Barroso and Holzle (2007) argued that servers should consume power proportional to their utilization, noting that real servers are far from energy-proportional: an idle server still draws 50-60% of peak power. This observation motivates Joulie’s approach of consolidating workloads onto fewer, more-utilized nodes and capping idle nodes, rather than spreading load uniformly.

L.A. Barroso and U. Holzle. “The Case for Energy-Proportional Computing.” IEEE Computer, vol. 40, no. 12, pp. 33-37, 2007.

Power-aware scheduling

Fan, Weber, and Barroso (2007) demonstrated that aggregate power consumption in warehouse-scale computers can be managed through power budgeting at the cluster level. Their work on power provisioning showed that statistical multiplexing of power across many machines allows significant oversubscription of power capacity. Joulie’s PSUStress scoring applies a similar principle: it penalizes nodes that would push rack power consumption toward the provisioned limit.

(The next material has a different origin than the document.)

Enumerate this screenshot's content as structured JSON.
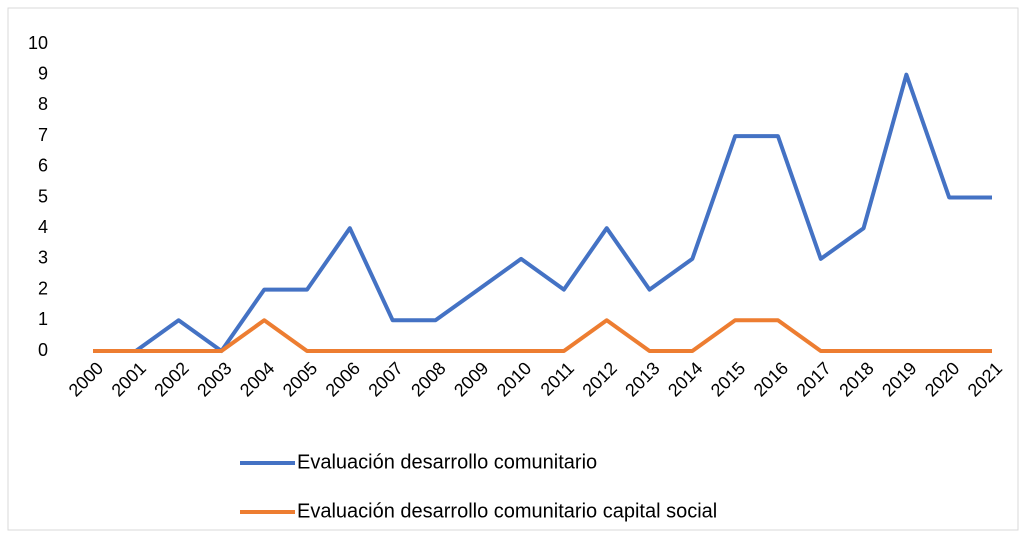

X. Fan, W.-D. Weber, and L.A. Barroso. “Power Provisioning for a Warehouse-Sized Computer.” Proceedings of the International Symposium on Computer Architecture (ISCA), 2007.

Workload-aware cluster management

Tirmazi et al. (2020) describe Google’s next-generation Borg scheduler, which uses workload characterization to improve bin-packing and reduce resource stranding. Joulie’s WorkloadProfile classification serves an analogous role: by understanding whether a workload is CPU-bound, memory-bound, or GPU-intensive, the scheduler can make better placement decisions than resource-request-based scheduling alone.

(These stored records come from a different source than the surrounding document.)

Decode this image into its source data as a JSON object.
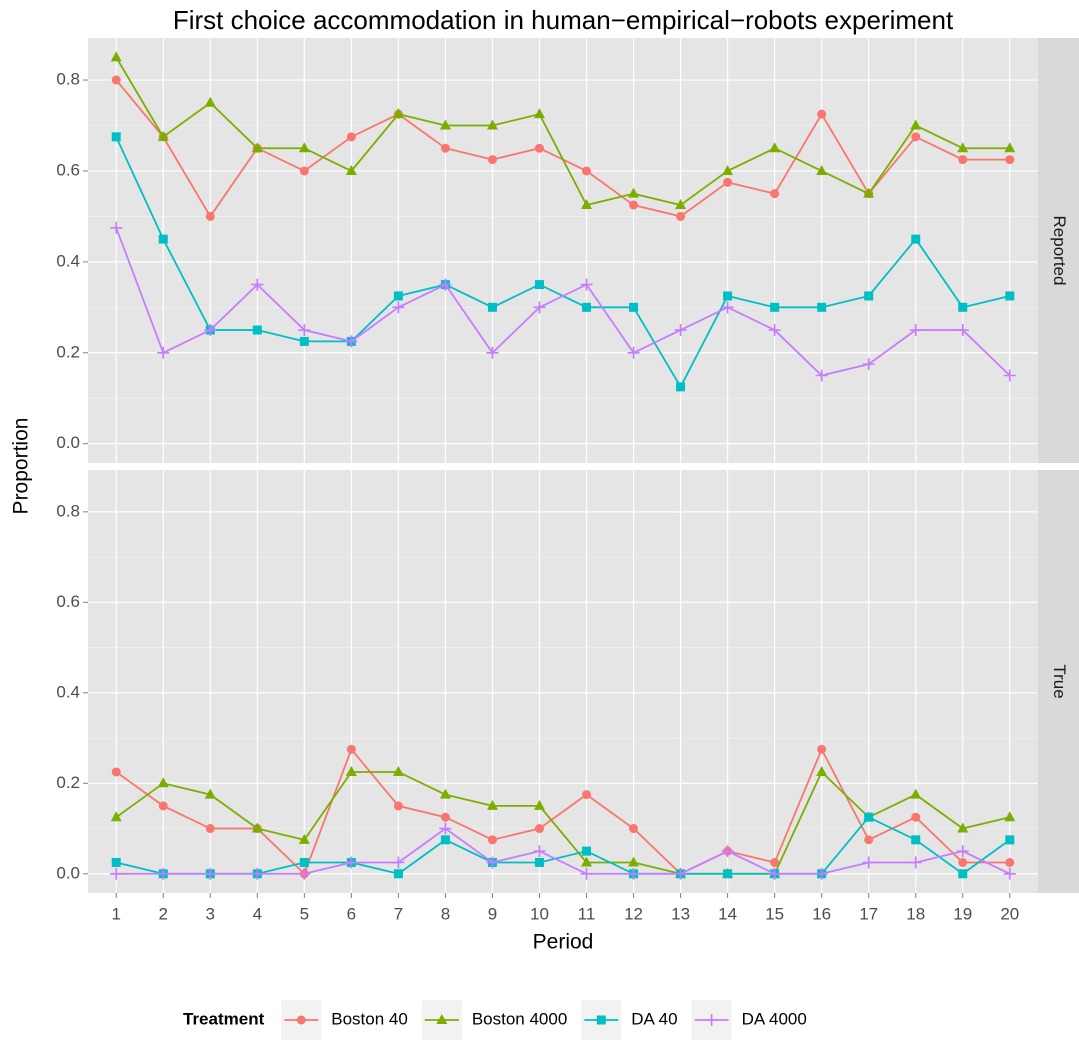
{
  "chart_data": {
    "type": "line",
    "title": "First choice accommodation in human−empirical−robots experiment",
    "x_label": "Period",
    "y_label": "Proportion",
    "legend_title": "Treatment",
    "legend_position": "bottom",
    "grid": true,
    "x": [
      1,
      2,
      3,
      4,
      5,
      6,
      7,
      8,
      9,
      10,
      11,
      12,
      13,
      14,
      15,
      16,
      17,
      18,
      19,
      20
    ],
    "xlim": [
      0.4,
      20.6
    ],
    "xticks": [
      1,
      2,
      3,
      4,
      5,
      6,
      7,
      8,
      9,
      10,
      11,
      12,
      13,
      14,
      15,
      16,
      17,
      18,
      19,
      20
    ],
    "ylim": [
      -0.0425,
      0.8925
    ],
    "yticks": [
      {
        "value": 0,
        "label": "0.0"
      },
      0.2,
      0.4,
      0.6,
      0.8
    ],
    "facets": [
      {
        "label": "Reported",
        "series": [
          {
            "name": "Boston 40",
            "color": "#F8766D",
            "shape": "circle",
            "values": [
              0.8,
              0.675,
              0.5,
              0.65,
              0.6,
              0.675,
              0.725,
              0.65,
              0.625,
              0.65,
              0.6,
              0.525,
              0.5,
              0.575,
              0.55,
              0.725,
              0.55,
              0.675,
              0.625,
              0.625
            ]
          },
          {
            "name": "Boston 4000",
            "color": "#7CAE00",
            "shape": "triangle",
            "values": [
              0.85,
              0.675,
              0.75,
              0.65,
              0.65,
              0.6,
              0.725,
              0.7,
              0.7,
              0.725,
              0.525,
              0.55,
              0.525,
              0.6,
              0.65,
              0.6,
              0.55,
              0.7,
              0.65,
              0.65
            ]
          },
          {
            "name": "DA 40",
            "color": "#00BFC4",
            "shape": "square",
            "values": [
              0.675,
              0.45,
              0.25,
              0.25,
              0.225,
              0.225,
              0.325,
              0.35,
              0.3,
              0.35,
              0.3,
              0.3,
              0.125,
              0.325,
              0.3,
              0.3,
              0.325,
              0.45,
              0.3,
              0.325
            ]
          },
          {
            "name": "DA 4000",
            "color": "#C77CFF",
            "shape": "plus",
            "values": [
              0.475,
              0.2,
              0.25,
              0.35,
              0.25,
              0.225,
              0.3,
              0.35,
              0.2,
              0.3,
              0.35,
              0.2,
              0.25,
              0.3,
              0.25,
              0.15,
              0.175,
              0.25,
              0.25,
              0.15
            ]
          }
        ]
      },
      {
        "label": "True",
        "series": [
          {
            "name": "Boston 40",
            "color": "#F8766D",
            "shape": "circle",
            "values": [
              0.225,
              0.15,
              0.1,
              0.1,
              0,
              0.275,
              0.15,
              0.125,
              0.075,
              0.1,
              0.175,
              0.1,
              0,
              0.05,
              0.025,
              0.275,
              0.075,
              0.125,
              0.025,
              0.025
            ]
          },
          {
            "name": "Boston 4000",
            "color": "#7CAE00",
            "shape": "triangle",
            "values": [
              0.125,
              0.2,
              0.175,
              0.1,
              0.075,
              0.225,
              0.225,
              0.175,
              0.15,
              0.15,
              0.025,
              0.025,
              0,
              0,
              0,
              0.225,
              0.125,
              0.175,
              0.1,
              0.125
            ]
          },
          {
            "name": "DA 40",
            "color": "#00BFC4",
            "shape": "square",
            "values": [
              0.025,
              0,
              0,
              0,
              0.025,
              0.025,
              0,
              0.075,
              0.025,
              0.025,
              0.05,
              0,
              0,
              0,
              0,
              0,
              0.125,
              0.075,
              0,
              0.075
            ]
          },
          {
            "name": "DA 4000",
            "color": "#C77CFF",
            "shape": "plus",
            "values": [
              0,
              0,
              0,
              0,
              0,
              0.025,
              0.025,
              0.1,
              0.025,
              0.05,
              0,
              0,
              0,
              0.05,
              0,
              0,
              0.025,
              0.025,
              0.05,
              0
            ]
          }
        ]
      }
    ]
  }
}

M. Tirmazi, A. Barker, N. Deng, M.E. Haque, Z.G. Qin, S. Hand, M. Harchol-Balter, and J. Wilkes. “Borg: the Next Generation.” Proceedings of the European Conference on Computer Systems (EuroSys), 2020.

Digital twin for data centers

The concept of a digital twin for thermal-aware provisioning was introduced by Patel, Bash, and Sharma (2003), who proposed using thermal models to guide server placement in data centers. Joulie extends this idea to Kubernetes: the digital twin is a lightweight parametric model embedded in the operator, continuously updated from telemetry, and consumed by the scheduler in real time.

C.D. Patel, C.E. Bash, and R. Sharma. “Thermal Considerations in Cooling Large Scale High Compute Density Data Centers.” Proceedings of the International Symposium on High Performance Computer Architecture (HPCA), 2003.

Kubernetes scheduling

Burns et al. (2016) trace the evolution from Borg through Omega to Kubernetes, describing how scheduling evolved from a monolithic model to an extensible, API-driven architecture. Joulie’s scheduler extender leverages this extensibility: it participates in the standard scheduling cycle through HTTP hooks without forking or replacing the Kubernetes scheduler.

B. Burns, B. Grant, D. Oppenheimer, E. Brewer, and J. Wilkes. “Borg, Omega, and Kubernetes.” ACM Queue, vol. 14, no. 1, 2016.

What Joulie adds

Prior work has addressed energy measurement, power-aware scheduling, and data center thermal modeling independently. Joulie’s contribution is integrating these into a single Kubernetes-native feedback loop:

Kepler + RAPL + NVML telemetry provides both per-container attribution and node-level power measurement.
Automated workload classification turns raw metrics into actionable profiles without manual labeling.
A digital twin predicts the facility-level impact (cooling, PSU) of placement decisions, not just IT power.
PUE-weighted scoring makes the scheduler aware of marginal facility energy cost, not just compute availability.
DRA advisory integration extends the twin’s recommendations to GPU slicing without runtime disruption.

No existing Kubernetes scheduler plugin combines real-time eBPF energy telemetry, a digital twin with facility-stress modeling, and workload classification into a single scheduling pipeline.